La directora huésped Catherine Larsen-Maguire dirigió la Orquesta Juvenil Universitaria Eduardo Mata en un programa que incluyó la Sinfonía núm. 40 de Mozart y la Sinfonía núm. 4 de Bruckner (versión de 1878/80). Mozart y Bruckner suelen programarse juntos (en el ciclo de Bruckner de 2017 en el Carnegie Hall, todas las sinfonías menos la Octava incluyeron a Mozart en la primera parte), y con razón: Bruckner suele caracterizarse como el más conservador de los compositores románticos (Simon Rattle describe la música de Bruckner como «ritmos clásicos con armonías románticas»), lo que lo vincula con el mundo de Mozart.
Una orquesta de tamaño reducido ocupó el escenario para la sinfonía de Mozart. La sinfonía comenzó con ligereza y agilidad, con una articulación limpia y unificada y una mezcla equilibrada. Cada tema se presentó con claridad y el contraste entre los diferentes temas se acentuó adecuadamente. Las trompas, los únicos instrumentos de metal de la sinfonía, se integraron bien con el resto de la orquesta. Los movimientos se sucedieron con rapidez, con una música grácil y ligera. Una interpretación impecable, sin que se notara que se trataba de una orquesta juvenil.
Tras un breve intermedio, la orquesta regresó, ahora con casi el doble de integrantes, para interpretar la sinfonía más popular de Bruckner, subtitulada Romántica. El solista de trompa se mostró seguro y preciso, destacando entre las cuerdas en trémolo para enunciar el tema principal del movimiento. Los clímax fueron intensos, con los metales tocando con una potencia impresionante, sin sonar forzados. El famoso «ritmo Bruckner» (2+3) se pasó entre distintos grupos de la orquesta, alcanzando su punto álgido al invertirse en las trompas en el clímax del desarrollo, aunque en ese momento las trompas no llegaron a alcanzar el fortississimo indicado para marcar el momento. Los vientos (en particular la flauta y el oboe) tuvieron partes muy expuestas en este movimiento, las cuales fueron ejecutadas a la perfección. La coda presentó un larguísimo crescendo que aumentó no solo en volumen, sino también en intensidad, otorgándole al movimiento un final apoteósico.
El Adagio contrasta marcadamente con la vibrante energía del primer movimiento, si bien conserva su carácter bruckneriano. Muchas de las críticas que los detractores del siglo XIX lanzaron contra Bruckner (que su música carece de transiciones, que es inconexa, que sus obras son, en palabras de Brahms, «mazacuata sinfónicas») quizás se originen en movimientos como este, donde se presenta un tema, hay una pausa, y la música continúa con el siguiente tema. Sin embargo, esta estructura «inconexa» permite una mayor comprensión de los diferentes temas y de cómo se entrelazan. Todo esto quedó patente en la interpretación: la dirección de Larsen-Maguire demostró una clara y aguda sensibilidad arquitectónica.

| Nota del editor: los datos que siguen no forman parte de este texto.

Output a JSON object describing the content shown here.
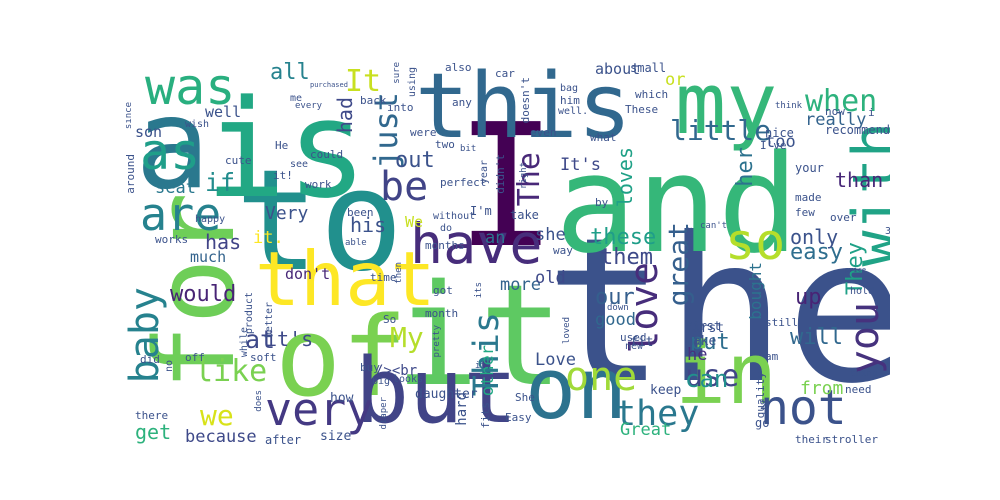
{
  "title": "",
  "words": [
    {
      "text": "the",
      "color": "#3b528b",
      "vertical": false
    },
    {
      "text": "and",
      "color": "#35b779",
      "vertical": false
    },
    {
      "text": "to",
      "color": "#21908d",
      "vertical": false
    },
    {
      "text": "I",
      "color": "#440154",
      "vertical": false
    },
    {
      "text": "it",
      "color": "#5ec962",
      "vertical": false
    },
    {
      "text": "is",
      "color": "#22a884",
      "vertical": false
    },
    {
      "text": "a",
      "color": "#2a788e",
      "vertical": false
    },
    {
      "text": "for",
      "color": "#6ece58",
      "vertical": true
    },
    {
      "text": "of",
      "color": "#7ad151",
      "vertical": false
    },
    {
      "text": "this",
      "color": "#31688e",
      "vertical": false
    },
    {
      "text": "my",
      "color": "#35b779",
      "vertical": false
    },
    {
      "text": "but",
      "color": "#414487",
      "vertical": false
    },
    {
      "text": "on",
      "color": "#2c728e",
      "vertical": false
    },
    {
      "text": "in",
      "color": "#7ad151",
      "vertical": false
    },
    {
      "text": "that",
      "color": "#fde725",
      "vertical": false
    },
    {
      "text": "was",
      "color": "#29af7f",
      "vertical": false
    },
    {
      "text": "with",
      "color": "#20a386",
      "vertical": true
    },
    {
      "text": "have",
      "color": "#472d7b",
      "vertical": false
    },
    {
      "text": "as",
      "color": "#1f9e89",
      "vertical": false
    },
    {
      "text": "very",
      "color": "#443983",
      "vertical": false
    },
    {
      "text": "not",
      "color": "#3b528b",
      "vertical": false
    },
    {
      "text": "so",
      "color": "#b5de2b",
      "vertical": false
    },
    {
      "text": "are",
      "color": "#26828e",
      "vertical": false
    },
    {
      "text": "one",
      "color": "#a0da39",
      "vertical": false
    },
    {
      "text": "baby",
      "color": "#26828e",
      "vertical": true
    },
    {
      "text": "you",
      "color": "#46327e",
      "vertical": true
    },
    {
      "text": "love",
      "color": "#472d7b",
      "vertical": true
    },
    {
      "text": "be",
      "color": "#414487",
      "vertical": false
    },
    {
      "text": "This",
      "color": "#2a788e",
      "vertical": true
    },
    {
      "text": "just",
      "color": "#31688e",
      "vertical": true
    },
    {
      "text": "They",
      "color": "#1fa187",
      "vertical": true
    },
    {
      "text": "they",
      "color": "#2a788e",
      "vertical": false
    },
    {
      "text": "The",
      "color": "#482878",
      "vertical": true
    },
    {
      "text": "My",
      "color": "#b5de2b",
      "vertical": false
    },
    {
      "text": "It",
      "color": "#c8e020",
      "vertical": false
    },
    {
      "text": "like",
      "color": "#7ad151",
      "vertical": false
    },
    {
      "text": "when",
      "color": "#2db27d",
      "vertical": false
    },
    {
      "text": "little",
      "color": "#31688e",
      "vertical": false
    },
    {
      "text": "great",
      "color": "#355f8d",
      "vertical": true
    },
    {
      "text": "use",
      "color": "#404688",
      "vertical": false
    },
    {
      "text": "we",
      "color": "#d8e219",
      "vertical": false
    },
    {
      "text": "all",
      "color": "#26828e",
      "vertical": false
    },
    {
      "text": "had",
      "color": "#3e4989",
      "vertical": true
    },
    {
      "text": "at",
      "color": "#3e4989",
      "vertical": false
    },
    {
      "text": "can",
      "color": "#21908d",
      "vertical": false
    },
    {
      "text": "up",
      "color": "#482475",
      "vertical": false
    },
    {
      "text": "out",
      "color": "#3b528b",
      "vertical": false
    },
    {
      "text": "would",
      "color": "#482475",
      "vertical": false
    },
    {
      "text": "them",
      "color": "#3e4989",
      "vertical": false
    },
    {
      "text": "easy",
      "color": "#2e6e8e",
      "vertical": false
    },
    {
      "text": "our",
      "color": "#355f8d",
      "vertical": false
    },
    {
      "text": "these",
      "color": "#1f9e89",
      "vertical": false
    },
    {
      "text": "if",
      "color": "#228c8d",
      "vertical": false
    },
    {
      "text": "her",
      "color": "#2c728e",
      "vertical": true
    },
    {
      "text": "has",
      "color": "#414487",
      "vertical": false
    },
    {
      "text": "only",
      "color": "#3b528b",
      "vertical": false
    },
    {
      "text": "it's",
      "color": "#3e4989",
      "vertical": false
    },
    {
      "text": "than",
      "color": "#482878",
      "vertical": false
    },
    {
      "text": "will",
      "color": "#31688e",
      "vertical": false
    },
    {
      "text": "loves",
      "color": "#1fa187",
      "vertical": true
    },
    {
      "text": "put",
      "color": "#2e6e8e",
      "vertical": false
    },
    {
      "text": "Very",
      "color": "#3b528b",
      "vertical": false
    },
    {
      "text": "from",
      "color": "#7ad151",
      "vertical": false
    },
    {
      "text": "Love",
      "color": "#3b528b",
      "vertical": false
    },
    {
      "text": "more",
      "color": "#33638d",
      "vertical": false
    },
    {
      "text": "other",
      "color": "#22a884",
      "vertical": true
    },
    {
      "text": "It's",
      "color": "#3e4989",
      "vertical": false
    },
    {
      "text": "good",
      "color": "#31688e",
      "vertical": false
    },
    {
      "text": "bought",
      "color": "#2c728e",
      "vertical": true
    },
    {
      "text": "really",
      "color": "#33638d",
      "vertical": false
    },
    {
      "text": "get",
      "color": "#2db27d",
      "vertical": false
    },
    {
      "text": "because",
      "color": "#3e4989",
      "vertical": false
    },
    {
      "text": "Great",
      "color": "#2db27d",
      "vertical": false
    },
    {
      "text": "his",
      "color": "#3b528b",
      "vertical": false
    },
    {
      "text": "an",
      "color": "#2c728e",
      "vertical": false
    },
    {
      "text": "she",
      "color": "#3b528b",
      "vertical": false
    },
    {
      "text": "old",
      "color": "#3e4989",
      "vertical": false
    },
    {
      "text": "he",
      "color": "#46327e",
      "vertical": false
    },
    {
      "text": "much",
      "color": "#33638d",
      "vertical": false
    },
    {
      "text": "too",
      "color": "#3b528b",
      "vertical": false
    },
    {
      "text": "or",
      "color": "#c8e020",
      "vertical": false
    },
    {
      "text": "seat",
      "color": "#2a788e",
      "vertical": false
    },
    {
      "text": "son",
      "color": "#3b528b",
      "vertical": false
    },
    {
      "text": "well",
      "color": "#3b528b",
      "vertical": false
    },
    {
      "text": "don't",
      "color": "#482878",
      "vertical": false
    },
    {
      "text": "about",
      "color": "#3b528b",
      "vertical": false
    },
    {
      "text": "We",
      "color": "#c8e020",
      "vertical": false
    },
    {
      "text": "it.",
      "color": "#fde725",
      "vertical": false
    },
    {
      "text": "/><br",
      "color": "#3e4989",
      "vertical": false
    },
    {
      "text": "keep",
      "color": "#3b528b",
      "vertical": false
    },
    {
      "text": "fit",
      "color": "#3b528b",
      "vertical": false
    },
    {
      "text": "make",
      "color": "#3b528b",
      "vertical": false
    },
    {
      "text": "first",
      "color": "#3b528b",
      "vertical": false
    },
    {
      "text": "used",
      "color": "#3b528b",
      "vertical": false
    },
    {
      "text": "quality",
      "color": "#3b528b",
      "vertical": true
    },
    {
      "text": "daughter",
      "color": "#3b528b",
      "vertical": false
    },
    {
      "text": "how",
      "color": "#3b528b",
      "vertical": false
    },
    {
      "text": "size",
      "color": "#3b528b",
      "vertical": false
    },
    {
      "text": "after",
      "color": "#3b528b",
      "vertical": false
    },
    {
      "text": "hard",
      "color": "#3b528b",
      "vertical": true
    },
    {
      "text": "fits",
      "color": "#3b528b",
      "vertical": true
    },
    {
      "text": "Easy",
      "color": "#3b528b",
      "vertical": false
    },
    {
      "text": "She",
      "color": "#3b528b",
      "vertical": false
    },
    {
      "text": "still",
      "color": "#3b528b",
      "vertical": false
    },
    {
      "text": "am",
      "color": "#3b528b",
      "vertical": false
    },
    {
      "text": "thing",
      "color": "#3b528b",
      "vertical": false
    },
    {
      "text": "need",
      "color": "#3b528b",
      "vertical": false
    },
    {
      "text": "over",
      "color": "#3b528b",
      "vertical": false
    },
    {
      "text": "few",
      "color": "#3b528b",
      "vertical": false
    },
    {
      "text": "made",
      "color": "#3b528b",
      "vertical": false
    },
    {
      "text": "your",
      "color": "#3b528b",
      "vertical": false
    },
    {
      "text": "I've",
      "color": "#3b528b",
      "vertical": false
    },
    {
      "text": "nice",
      "color": "#3b528b",
      "vertical": false
    },
    {
      "text": "recommend",
      "color": "#3b528b",
      "vertical": false
    },
    {
      "text": "now",
      "color": "#3b528b",
      "vertical": false
    },
    {
      "text": "think",
      "color": "#3b528b",
      "vertical": false
    },
    {
      "text": "These",
      "color": "#3b528b",
      "vertical": false
    },
    {
      "text": "what",
      "color": "#3b528b",
      "vertical": false
    },
    {
      "text": "small",
      "color": "#3b528b",
      "vertical": false
    },
    {
      "text": "which",
      "color": "#3b528b",
      "vertical": false
    },
    {
      "text": "him",
      "color": "#3b528b",
      "vertical": false
    },
    {
      "text": "bag",
      "color": "#3b528b",
      "vertical": false
    },
    {
      "text": "car",
      "color": "#3b528b",
      "vertical": false
    },
    {
      "text": "also",
      "color": "#3b528b",
      "vertical": false
    },
    {
      "text": "doesn't",
      "color": "#3b528b",
      "vertical": true
    },
    {
      "text": "well.",
      "color": "#3b528b",
      "vertical": false
    },
    {
      "text": "even",
      "color": "#3b528b",
      "vertical": false
    },
    {
      "text": "bit",
      "color": "#3b528b",
      "vertical": false
    },
    {
      "text": "right",
      "color": "#3b528b",
      "vertical": true
    },
    {
      "text": "year",
      "color": "#3b528b",
      "vertical": true
    },
    {
      "text": "didn't",
      "color": "#3b528b",
      "vertical": true
    },
    {
      "text": "two",
      "color": "#3b528b",
      "vertical": false
    },
    {
      "text": "were",
      "color": "#3b528b",
      "vertical": false
    },
    {
      "text": "perfect",
      "color": "#3b528b",
      "vertical": false
    },
    {
      "text": "I'm",
      "color": "#3b528b",
      "vertical": false
    },
    {
      "text": "take",
      "color": "#3b528b",
      "vertical": false
    },
    {
      "text": "by",
      "color": "#3b528b",
      "vertical": false
    },
    {
      "text": "can't",
      "color": "#3b528b",
      "vertical": false
    },
    {
      "text": "some",
      "color": "#3b528b",
      "vertical": true
    },
    {
      "text": "way",
      "color": "#3b528b",
      "vertical": false
    },
    {
      "text": "without",
      "color": "#3b528b",
      "vertical": false
    },
    {
      "text": "do",
      "color": "#3b528b",
      "vertical": false
    },
    {
      "text": "months",
      "color": "#3b528b",
      "vertical": false
    },
    {
      "text": "got",
      "color": "#3b528b",
      "vertical": false
    },
    {
      "text": "month",
      "color": "#3b528b",
      "vertical": false
    },
    {
      "text": "down",
      "color": "#3b528b",
      "vertical": false
    },
    {
      "text": "its",
      "color": "#3b528b",
      "vertical": true
    },
    {
      "text": "pretty",
      "color": "#3b528b",
      "vertical": true
    },
    {
      "text": "new",
      "color": "#3b528b",
      "vertical": false
    },
    {
      "text": "loved",
      "color": "#3b528b",
      "vertical": true
    },
    {
      "text": "it,",
      "color": "#3b528b",
      "vertical": false
    },
    {
      "text": "looks",
      "color": "#3b528b",
      "vertical": false
    },
    {
      "text": "big",
      "color": "#3b528b",
      "vertical": false
    },
    {
      "text": "buy",
      "color": "#3b528b",
      "vertical": false
    },
    {
      "text": "So",
      "color": "#3b528b",
      "vertical": false
    },
    {
      "text": "soft",
      "color": "#3b528b",
      "vertical": false
    },
    {
      "text": "better",
      "color": "#3b528b",
      "vertical": true
    },
    {
      "text": "time",
      "color": "#3b528b",
      "vertical": false
    },
    {
      "text": "then",
      "color": "#3b528b",
      "vertical": true
    },
    {
      "text": "able",
      "color": "#3b528b",
      "vertical": false
    },
    {
      "text": "been",
      "color": "#3b528b",
      "vertical": false
    },
    {
      "text": "product",
      "color": "#3b528b",
      "vertical": true
    },
    {
      "text": "while",
      "color": "#3b528b",
      "vertical": true
    },
    {
      "text": "off",
      "color": "#3b528b",
      "vertical": false
    },
    {
      "text": "did",
      "color": "#3b528b",
      "vertical": false
    },
    {
      "text": "no",
      "color": "#3b528b",
      "vertical": true
    },
    {
      "text": "there",
      "color": "#3b528b",
      "vertical": false
    },
    {
      "text": "does",
      "color": "#3b528b",
      "vertical": true
    },
    {
      "text": "diaper",
      "color": "#3b528b",
      "vertical": true
    },
    {
      "text": "their",
      "color": "#3b528b",
      "vertical": false
    },
    {
      "text": "stroller",
      "color": "#3b528b",
      "vertical": false
    },
    {
      "text": "go",
      "color": "#3b528b",
      "vertical": false
    },
    {
      "text": "2",
      "color": "#3b528b",
      "vertical": false
    },
    {
      "text": "hold",
      "color": "#3b528b",
      "vertical": false
    },
    {
      "text": "price",
      "color": "#3b528b",
      "vertical": false
    },
    {
      "text": "enough",
      "color": "#3b528b",
      "vertical": true
    },
    {
      "text": "3",
      "color": "#3b528b",
      "vertical": false
    },
    {
      "text": "work",
      "color": "#3b528b",
      "vertical": false
    },
    {
      "text": "works",
      "color": "#3b528b",
      "vertical": false
    },
    {
      "text": "happy",
      "color": "#3b528b",
      "vertical": false
    },
    {
      "text": "cute",
      "color": "#3b528b",
      "vertical": false
    },
    {
      "text": "around",
      "color": "#3b528b",
      "vertical": true
    },
    {
      "text": "He",
      "color": "#3b528b",
      "vertical": false
    },
    {
      "text": "see",
      "color": "#3b528b",
      "vertical": false
    },
    {
      "text": "could",
      "color": "#3b528b",
      "vertical": false
    },
    {
      "text": "it!",
      "color": "#3b528b",
      "vertical": false
    },
    {
      "text": "since",
      "color": "#3b528b",
      "vertical": true
    },
    {
      "text": "wish",
      "color": "#3b528b",
      "vertical": false
    },
    {
      "text": "every",
      "color": "#3b528b",
      "vertical": false
    },
    {
      "text": "me",
      "color": "#3b528b",
      "vertical": false
    },
    {
      "text": "purchased",
      "color": "#3b528b",
      "vertical": false
    },
    {
      "text": "back",
      "color": "#3b528b",
      "vertical": false
    },
    {
      "text": "into",
      "color": "#3b528b",
      "vertical": false
    },
    {
      "text": "using",
      "color": "#3b528b",
      "vertical": true
    },
    {
      "text": "sure",
      "color": "#3b528b",
      "vertical": true
    },
    {
      "text": "any",
      "color": "#3b528b",
      "vertical": false
    },
    {
      "text": "i",
      "color": "#3b528b",
      "vertical": false
    },
    {
      "text": "first",
      "color": "#3b528b",
      "vertical": false
    }
  ]
}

El Scherzo, de ritmo ágil y cuyo tema principal se basa en un canto de caza, se desarrolló con la energía adecuada, y los acordes de los metales resonaron en toda la sala. El trío ofreció un respiro contrastante con un tema sencillo que evocaba un paisaje rural austríaco, seguido luego por el tema principal del Scherzo para cerrar el movimiento, con tal eficacia que provocó un aplauso prematuro.
El final es tal vez el movimiento más característicamente bruckneriano de la sinfonía, con todos sus rasgos distintivos: el ritmo Bruckner, los ostinati que experimentan cambios graduales en cada compás, los clímax crecientes, las pausas entre temas y una coda que lo unifica todo. Y encajó a la perfección, como un complejo rompecabezas: la orquestación de Bruckner, con su sonoridad organística, resonó con fuerza, y los interminables trémolos de las cuerdas se interpretaron con constancia e incansable intensidad. Solo en la coda se perdió algo de cohesión; el tempo era un poco rápido para apreciar todos los elementos individuales que se entrelazaban. Sin embargo, el inexorable final de la sinfonía resultó conmovedor, demostrando sin lugar a dudas la altísima calidad de esta orquesta.